The majority of transgenes are derived from natural gene sequences; the codons within them are not optimized. Consequently, the transcription and transduction are not really effective.

 

So, what can we do? 

 

Based upon species-specific bias in codon use and tRNA abundance, codon optimization can solve the issue. But performing site-directed mutagenesis can be time consuming.
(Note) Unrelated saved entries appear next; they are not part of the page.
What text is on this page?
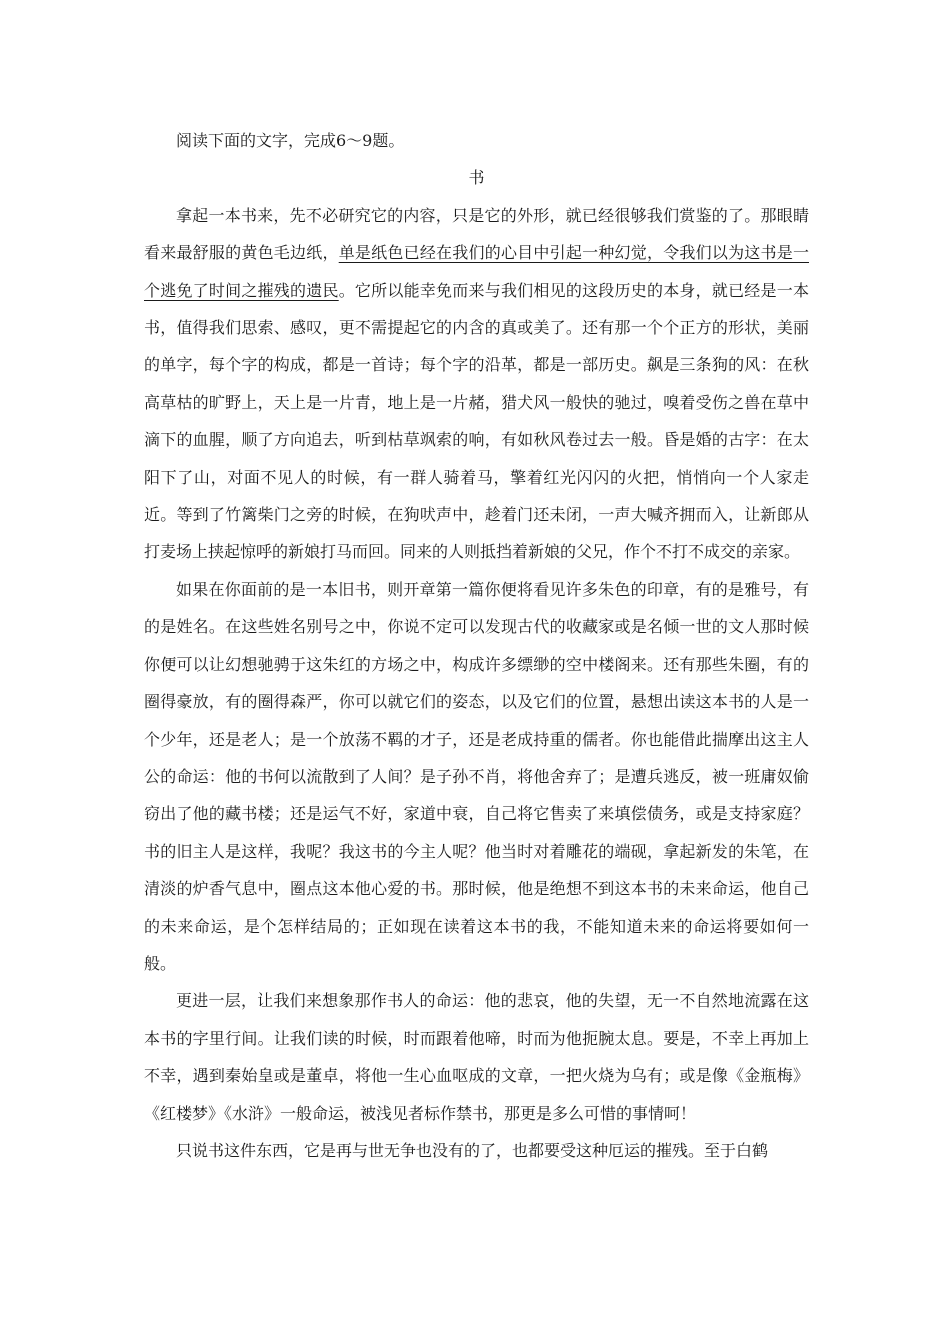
阅读下面的文字，完成6～9题。

书

拿起一本书来，先不必研究它的内容，只是它的外形，就已经很够我们赏鉴的了。那眼睛看来最舒服的黄色毛边纸，单是纸色已经在我们的心目中引起一种幻觉，令我们以为这书是一个逃免了时间之摧残的遗民。它所以能幸免而来与我们相见的这段历史的本身，就已经是一本书，值得我们思索、感叹，更不需提起它的内含的真或美了。还有那一个个正方的形状，美丽的单字，每个字的构成，都是一首诗；每个字的沿革，都是一部历史。飙是三条狗的风：在秋高草枯的旷野上，天上是一片青，地上是一片赭，猎犬风一般快的驰过，嗅着受伤之兽在草中滴下的血腥，顺了方向追去，听到枯草飒索的响，有如秋风卷过去一般。昏是婚的古字：在太阳下了山，对面不见人的时候，有一群人骑着马，擎着红光闪闪的火把，悄悄向一个人家走近。等到了竹篱柴门之旁的时候，在狗吠声中，趁着门还未闭，一声大喊齐拥而入，让新郎从打麦场上挟起惊呼的新娘打马而回。同来的人则抵挡着新娘的父兄，作个不打不成交的亲家。

如果在你面前的是一本旧书，则开章第一篇你便将看见许多朱色的印章，有的是雅号，有的是姓名。在这些姓名别号之中，你说不定可以发现古代的收藏家或是名倾一世的文人那时候你便可以让幻想驰骋于这朱红的方场之中，构成许多缥缈的空中楼阁来。还有那些朱圈，有的圈得豪放，有的圈得森严，你可以就它们的姿态，以及它们的位置，悬想出读这本书的人是一个少年，还是老人；是一个放荡不羁的才子，还是老成持重的儒者。你也能借此揣摩出这主人公的命运：他的书何以流散到了人间？是子孙不肖，将他舍弃了；是遭兵逃反，被一班庸奴偷窃出了他的藏书楼；还是运气不好，家道中衰，自己将它售卖了来填偿债务，或是支持家庭？书的旧主人是这样，我呢？我这书的今主人呢？他当时对着雕花的端砚，拿起新发的朱笔，在清淡的炉香气息中，圈点这本他心爱的书。那时候，他是绝想不到这本书的未来命运，他自己的未来命运，是个怎样结局的；正如现在读着这本书的我，不能知道未来的命运将要如何一般。

更进一层，让我们来想象那作书人的命运：他的悲哀，他的失望，无一不自然地流露在这本书的字里行间。让我们读的时候，时而跟着他啼，时而为他扼腕太息。要是，不幸上再加上不幸，遇到秦始皇或是董卓，将他一生心血呕成的文章，一把火烧为乌有；或是像《金瓶梅》《红楼梦》《水浒》一般命运，被浅见者标作禁书，那更是多么可惜的事情呵！

只说书这件东西，它是再与世无争也没有的了，也都要受这种厄运的摧残。至于白鹤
So, prefer the alternative and cost-effective strategies of in-vitro tRNA expression, or de novo gene synthesis.

 

4. Induction of unexpected immune response in patients

 

Toll-like receptor 9 (TLR9) induces immediate innate immune response after cell infection by AAV. After this, AAV transgene has a tendency to induce an adaptive immune response, including a Cytotoxic T lymphocytes (CTLs) mediated cytotoxicity.

 

So, what can we do?

 

  • The use of a tissue-specific promoter can limit AAV transduction to target cells.
  • USP6 glycoprotein from CMV and ICP47 from HSP can inhibit MHC class I. Fusing the genes coding these peptides to the AAV transgene allows to evade CTL-mediated cytotoxicity.
  • Engineering the transgene cassette - by eliminating CpG residues or adding (TTAGGG)-like sequence derived from telomeres - to interfere with the innate immune response are both good strategies. 

5. Dependence on external helper

 

So far in our article, we have only focused our attention on vector genome. But do you remember that AAV also needs the help of another virus? In fact, transgene is not sufficient alone to generate AAV virions and other elements are necessary: Rep and Cap from the AAV, but also the genome of the Adenovirus.

So, what can we do?

  • We can opt for a two-plasmid strategy. One AAV helper, containing Rep and Cap. Another one, the Ad helper, containing genes from adenovirus (E4, E2a and VA) that mediate AAV replication.
  • A one-plasmid strategy. Rep/Cap and the adenovirus helper genes are combined into a single plasmid.

Challenges related to AAV production are numerous (packaging and cell line production, adaptation of HEK293 to suspension mode, large-scale transfection for clinical purposes…), but we have made the choice to focus only on plasmid optimization today. The AAV genome hasn't finished to surprise us and viral gene therapy is still in its infancy.